Canadian football
Canadian football is a form of football in which two teams of twelve players each compete for territorial control of a field of play 110 yards long and 65 yards wide, with end zones 20 yards deep.
Teams advance across the field through the execution of short, distinct plays, which involve the possession of a prolate spheroid ball (a direct descendant of a size 3 rugby ball).
Players advance the ball by carrying it in the arms or passing it to another player (only one forward pass permitted per football play).
Three attempts, or downs, are allowed to move forward ten yards, or the team with the ball must relinquish it to the other team.
Canadian football is played at several levels in Canada. The professional league in which the sport is played is the nine-team Canadian Football League (CFL). The professional champion is awarded the Grey Cup, the university champion the Vanier Cup.
Canadian football was originally called rugby football, and is a descendant of rugby union football as played in the 1870s at McGill University.
The Canadian Football League was known under various names throughout its history including the Canadian Rugby Football Union, and the Canadian Rugby Union.
The Canadian Rugby Football Union, original forerunner to the current Canadian Football League was established in 1884.

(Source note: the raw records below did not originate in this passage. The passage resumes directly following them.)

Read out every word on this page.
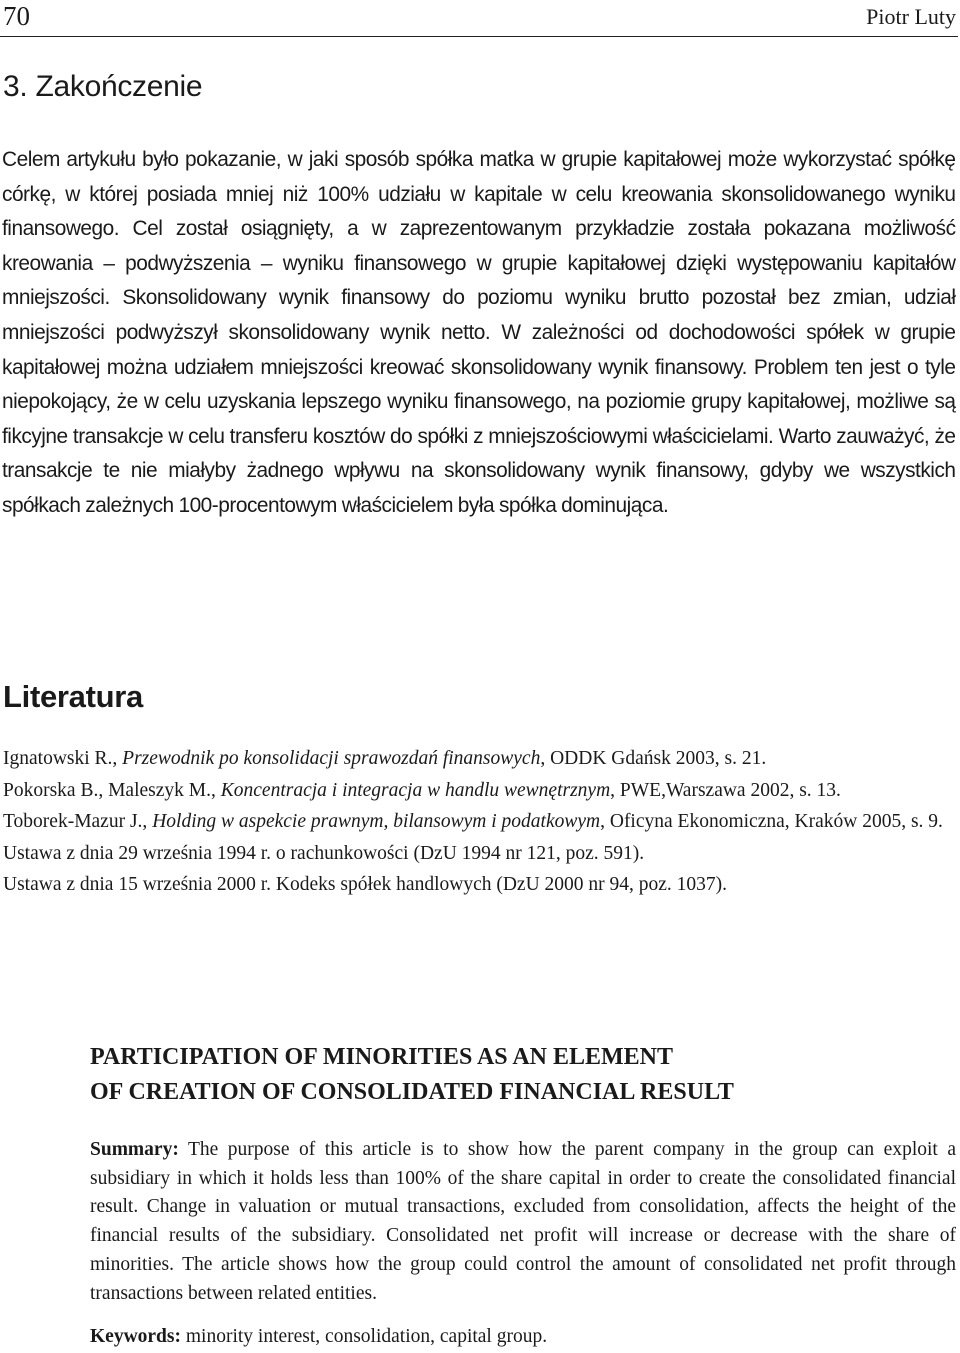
70	Piotr Luty
3. Zakończenie
Celem artykułu było pokazanie, w jaki sposób spółka matka w grupie kapitałowej może wykorzystać spółkę córkę, w której posiada mniej niż 100% udziału w kapitale w celu kreowania skonsolidowanego wyniku finansowego. Cel został osiągnięty, a w zaprezentowanym przykładzie została pokazana możliwość kreowania – podwyższenia – wyniku finansowego w grupie kapitałowej dzięki występowaniu kapitałów mniejszości. Skonsolidowany wynik finansowy do poziomu wyniku brutto pozostał bez zmian, udział mniejszości podwyższył skonsolidowany wynik netto. W zależności od dochodowości spółek w grupie kapitałowej można udziałem mniejszości kreować skonsolidowany wynik finansowy. Problem ten jest o tyle niepokojący, że w celu uzyskania lepszego wyniku finansowego, na poziomie grupy kapitałowej, możliwe są fikcyjne transakcje w celu transferu kosztów do spółki z mniejszościowymi właścicielami. Warto zauważyć, że transakcje te nie miałyby żadnego wpływu na skonsolidowany wynik finansowy, gdyby we wszystkich spółkach zależnych 100-procentowym właścicielem była spółka dominująca.
Literatura

Ignatowski R., Przewodnik po konsolidacji sprawozdań finansowych, ODDK Gdańsk 2003, s. 21.

Pokorska B., Maleszyk M., Koncentracja i integracja w handlu wewnętrznym, PWE,Warszawa 2002, s. 13.

Toborek-Mazur J., Holding w aspekcie prawnym, bilansowym i podatkowym, Oficyna Ekonomiczna, Kraków 2005, s. 9.

Ustawa z dnia 29 września 1994 r. o rachunkowości (DzU 1994 nr 121, poz. 591).

Ustawa z dnia 15 września 2000 r. Kodeks spółek handlowych (DzU 2000 nr 94, poz. 1037).

PARTICIPATION OF MINORITIES AS AN ELEMENT
OF CREATION OF CONSOLIDATED FINANCIAL RESULT
Summary: The purpose of this article is to show how the parent company in the group can exploit a subsidiary in which it holds less than 100% of the share capital in order to create the consolidated financial result. Change in valuation or mutual transactions, excluded from consolidation, affects the height of the financial results of the subsidiary. Consolidated net profit will increase or decrease with the share of minorities. The article shows how the group could control the amount of consolidated net profit through transactions between related entities.
Keywords: minority interest, consolidation, capital group.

The rules of the sport are very similar to American football, and the NFL has established a formal relationship with the CFL. Canadian football retains certain rugby rules which American football has dropped, including allowing a kicker to recover his own kick and advance with the ball. On the other hand, it has eliminated other rules retained in American football, such as the fair catch. One distinctive innovation of the Canadian game is awarding a single point (sometimes called a rouge) for kicking the ball into the goal area and then preventing the opponents from running or kicking it back into the field of play. (In American football, the same act would result in a touchback, which earns no points for the kicking team.) Another distinctive innovation of the Canadian game is that it allows all offensive backfield players, except the quarterback, to be in motion at the snap. Players in motion may move in any direction as long as they are behind the line of scrimmage at the snap. In American football, only one backfield player is allowed to be in motion, and he cannot move toward the line of scrimmage until after the snap.
Canadian football allows each team only one thirty-second time-out in each half. However, during the last three minutes of each half the clock is stopped after every play, so that additional time-outs would be of little value.
The offensive team must run a play every 20 seconds, while in American football a 45-second interval between plays is allowed.
With the larger field, greater number of players, deeper end zones, more frequent plays, clock stoppages after every play in the last three minutes of the game, returns of every punt and kick, liberalized motion rules, and three downs instead of four, the Canadian game often features more wide-open play than seen in the American game.
Specifically, these differences diminish the value of the conservative "three-yards-and-a-cloud-of-dust" tactic that American teams sometimes employ and encourage forward passing and scoring.